Problem 9.3 Solution Fig. 5 Execution output of sample application on the terminal. There are three types of RFID tags, namely active RFID tags which contains battery and transmitting signal autonomously. Passive RFID tag does NOT have battery and require external source to provoke communications. Battery-assisted passive RFID tags require external source to wake up the battery. 1. Active and semi-active tag has battery to transmit over 30 to 100 meters. They are more costly than passive RFID tags. 2. Passive RFID tag has no battery source and can only transmit up to 20 feet. However, they are cheap and disposable. Similarly, there are two types of GPS tracking system, namely passive and active. 1. Passive GPS is just a receiver and primarily used for data recording. Passive GPS device stores GPS location data in their internal memory, which is cheaper than active GPS device. 2. Active GPS device can transmit data to satellite through cellular communication. The active GPS device can send the data at regular time interval in real time. Problem 9.6 Solution The IoT (Internet of Thing) refers to the network interconnection of everyday objects, tools, devices, and computers, while traditional Internet connects computers. With development of RFID and GPS technology, all things in our daily life can be tagged and connected no matter where and when the object is. The IoT has event-driven architecture as shown in Fig. 9.15 in the textbook.
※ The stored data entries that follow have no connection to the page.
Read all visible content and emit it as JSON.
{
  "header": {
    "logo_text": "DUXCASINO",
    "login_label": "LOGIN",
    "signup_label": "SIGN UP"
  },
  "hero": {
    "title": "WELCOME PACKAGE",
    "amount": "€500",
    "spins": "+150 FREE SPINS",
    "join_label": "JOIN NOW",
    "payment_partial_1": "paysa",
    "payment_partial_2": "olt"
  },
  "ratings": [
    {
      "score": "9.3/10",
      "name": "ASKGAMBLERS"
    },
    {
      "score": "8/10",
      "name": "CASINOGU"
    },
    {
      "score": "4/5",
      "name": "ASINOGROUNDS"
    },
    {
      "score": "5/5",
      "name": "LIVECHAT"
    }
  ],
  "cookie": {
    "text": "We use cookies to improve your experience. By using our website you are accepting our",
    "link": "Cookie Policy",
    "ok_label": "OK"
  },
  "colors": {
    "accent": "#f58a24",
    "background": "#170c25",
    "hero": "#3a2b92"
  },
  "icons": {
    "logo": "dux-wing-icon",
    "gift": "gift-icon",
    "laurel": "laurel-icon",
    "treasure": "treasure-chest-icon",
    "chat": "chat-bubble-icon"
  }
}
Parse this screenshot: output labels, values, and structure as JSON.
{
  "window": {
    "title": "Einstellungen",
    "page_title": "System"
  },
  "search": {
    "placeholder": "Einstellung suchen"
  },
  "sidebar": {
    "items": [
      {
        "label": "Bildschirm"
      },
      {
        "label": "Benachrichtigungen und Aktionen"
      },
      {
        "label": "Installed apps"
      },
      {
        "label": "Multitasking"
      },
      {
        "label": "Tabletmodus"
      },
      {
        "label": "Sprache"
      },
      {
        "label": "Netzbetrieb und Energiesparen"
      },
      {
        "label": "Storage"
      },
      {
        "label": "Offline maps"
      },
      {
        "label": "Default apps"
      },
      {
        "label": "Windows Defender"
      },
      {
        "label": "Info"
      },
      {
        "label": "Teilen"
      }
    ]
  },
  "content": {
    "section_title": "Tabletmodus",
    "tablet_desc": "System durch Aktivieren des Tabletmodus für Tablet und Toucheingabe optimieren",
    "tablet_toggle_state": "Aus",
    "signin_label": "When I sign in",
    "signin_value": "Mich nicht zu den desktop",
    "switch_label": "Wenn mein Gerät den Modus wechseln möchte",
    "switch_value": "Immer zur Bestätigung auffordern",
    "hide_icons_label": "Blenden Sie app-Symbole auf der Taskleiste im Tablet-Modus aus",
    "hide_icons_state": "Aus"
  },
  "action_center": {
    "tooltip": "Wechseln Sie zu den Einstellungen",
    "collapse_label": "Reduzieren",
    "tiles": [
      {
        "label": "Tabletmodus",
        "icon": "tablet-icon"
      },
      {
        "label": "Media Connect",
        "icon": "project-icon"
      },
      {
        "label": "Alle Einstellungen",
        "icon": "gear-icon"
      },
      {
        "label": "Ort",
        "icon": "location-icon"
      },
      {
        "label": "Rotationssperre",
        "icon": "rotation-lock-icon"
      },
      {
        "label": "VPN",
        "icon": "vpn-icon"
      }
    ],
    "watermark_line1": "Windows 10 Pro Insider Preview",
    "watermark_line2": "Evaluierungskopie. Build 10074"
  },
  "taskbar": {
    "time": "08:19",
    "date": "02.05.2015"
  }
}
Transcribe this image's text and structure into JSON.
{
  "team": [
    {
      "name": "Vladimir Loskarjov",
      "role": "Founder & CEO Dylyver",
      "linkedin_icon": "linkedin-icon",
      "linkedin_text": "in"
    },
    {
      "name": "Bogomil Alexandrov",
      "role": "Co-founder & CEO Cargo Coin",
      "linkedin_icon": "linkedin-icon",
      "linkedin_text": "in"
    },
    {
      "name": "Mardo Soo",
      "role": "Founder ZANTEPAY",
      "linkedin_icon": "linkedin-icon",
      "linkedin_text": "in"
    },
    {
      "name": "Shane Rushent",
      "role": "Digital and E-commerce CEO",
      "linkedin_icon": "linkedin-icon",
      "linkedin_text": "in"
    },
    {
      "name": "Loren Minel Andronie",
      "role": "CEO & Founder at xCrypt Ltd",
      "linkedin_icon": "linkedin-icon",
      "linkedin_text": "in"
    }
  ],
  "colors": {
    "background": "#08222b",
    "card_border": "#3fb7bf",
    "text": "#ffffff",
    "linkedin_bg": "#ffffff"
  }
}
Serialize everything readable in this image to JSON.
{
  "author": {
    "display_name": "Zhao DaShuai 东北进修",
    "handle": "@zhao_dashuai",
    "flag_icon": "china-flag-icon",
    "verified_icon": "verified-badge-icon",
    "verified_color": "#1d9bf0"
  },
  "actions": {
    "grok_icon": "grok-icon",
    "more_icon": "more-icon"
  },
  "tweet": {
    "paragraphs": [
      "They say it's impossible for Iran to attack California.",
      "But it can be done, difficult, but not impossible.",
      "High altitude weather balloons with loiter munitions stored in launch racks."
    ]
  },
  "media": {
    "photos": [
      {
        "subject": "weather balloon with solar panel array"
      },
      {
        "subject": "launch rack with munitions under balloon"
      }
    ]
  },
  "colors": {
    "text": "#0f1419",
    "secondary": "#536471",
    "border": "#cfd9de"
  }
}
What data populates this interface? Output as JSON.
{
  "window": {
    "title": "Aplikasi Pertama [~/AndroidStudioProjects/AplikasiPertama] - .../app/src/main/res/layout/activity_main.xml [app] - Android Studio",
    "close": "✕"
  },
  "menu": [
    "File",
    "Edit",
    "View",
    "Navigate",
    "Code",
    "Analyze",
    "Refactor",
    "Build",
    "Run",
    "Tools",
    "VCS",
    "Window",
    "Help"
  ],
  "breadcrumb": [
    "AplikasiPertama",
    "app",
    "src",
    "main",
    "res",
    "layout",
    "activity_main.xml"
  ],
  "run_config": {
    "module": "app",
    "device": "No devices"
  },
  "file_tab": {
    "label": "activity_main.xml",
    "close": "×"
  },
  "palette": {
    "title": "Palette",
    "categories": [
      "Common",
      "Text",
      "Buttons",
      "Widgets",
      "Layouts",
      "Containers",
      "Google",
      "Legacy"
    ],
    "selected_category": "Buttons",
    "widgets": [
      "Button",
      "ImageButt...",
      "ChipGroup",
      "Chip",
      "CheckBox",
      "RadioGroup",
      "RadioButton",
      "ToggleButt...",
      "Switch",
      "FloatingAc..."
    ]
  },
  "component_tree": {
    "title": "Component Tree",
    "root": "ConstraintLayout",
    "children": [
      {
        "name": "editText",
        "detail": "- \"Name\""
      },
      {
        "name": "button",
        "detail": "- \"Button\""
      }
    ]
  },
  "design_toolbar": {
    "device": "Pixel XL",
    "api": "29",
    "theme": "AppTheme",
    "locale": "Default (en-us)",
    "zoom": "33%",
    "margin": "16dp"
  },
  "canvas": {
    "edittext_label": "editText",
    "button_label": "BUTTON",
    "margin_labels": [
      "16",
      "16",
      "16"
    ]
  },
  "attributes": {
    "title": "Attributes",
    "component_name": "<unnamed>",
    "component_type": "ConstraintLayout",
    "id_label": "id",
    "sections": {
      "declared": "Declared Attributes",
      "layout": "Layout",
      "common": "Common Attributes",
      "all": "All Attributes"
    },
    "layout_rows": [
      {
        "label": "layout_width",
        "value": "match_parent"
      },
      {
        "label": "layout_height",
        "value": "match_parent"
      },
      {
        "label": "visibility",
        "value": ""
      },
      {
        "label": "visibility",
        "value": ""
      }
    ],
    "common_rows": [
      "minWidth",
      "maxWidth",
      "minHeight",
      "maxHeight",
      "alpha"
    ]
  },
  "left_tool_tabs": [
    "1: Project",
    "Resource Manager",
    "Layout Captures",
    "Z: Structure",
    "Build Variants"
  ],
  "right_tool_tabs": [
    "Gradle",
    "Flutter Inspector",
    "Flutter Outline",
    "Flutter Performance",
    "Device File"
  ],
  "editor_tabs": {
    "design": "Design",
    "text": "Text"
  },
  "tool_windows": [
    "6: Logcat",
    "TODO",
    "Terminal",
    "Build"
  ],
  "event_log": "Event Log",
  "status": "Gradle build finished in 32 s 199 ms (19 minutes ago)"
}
The top layer is formed by driven applications, which includes retailing and supply-chain management, logistics service, smart grid and building etc. The bottom layer represent various types of sensor devices, namely RFID tags, ZigBee, GPS navigators etc. These sensor are widely connected and collect real-time information. The cloud computing platform in the middle will process the collected information and generate intelligence for decision-making. Many technologies can be applied to build IoT infrastructure, which are divided into two categories, enabling and synergistic technologies. Toward 2020, IoT will be placed in global scale and significantly upgrade national economy and quality of life.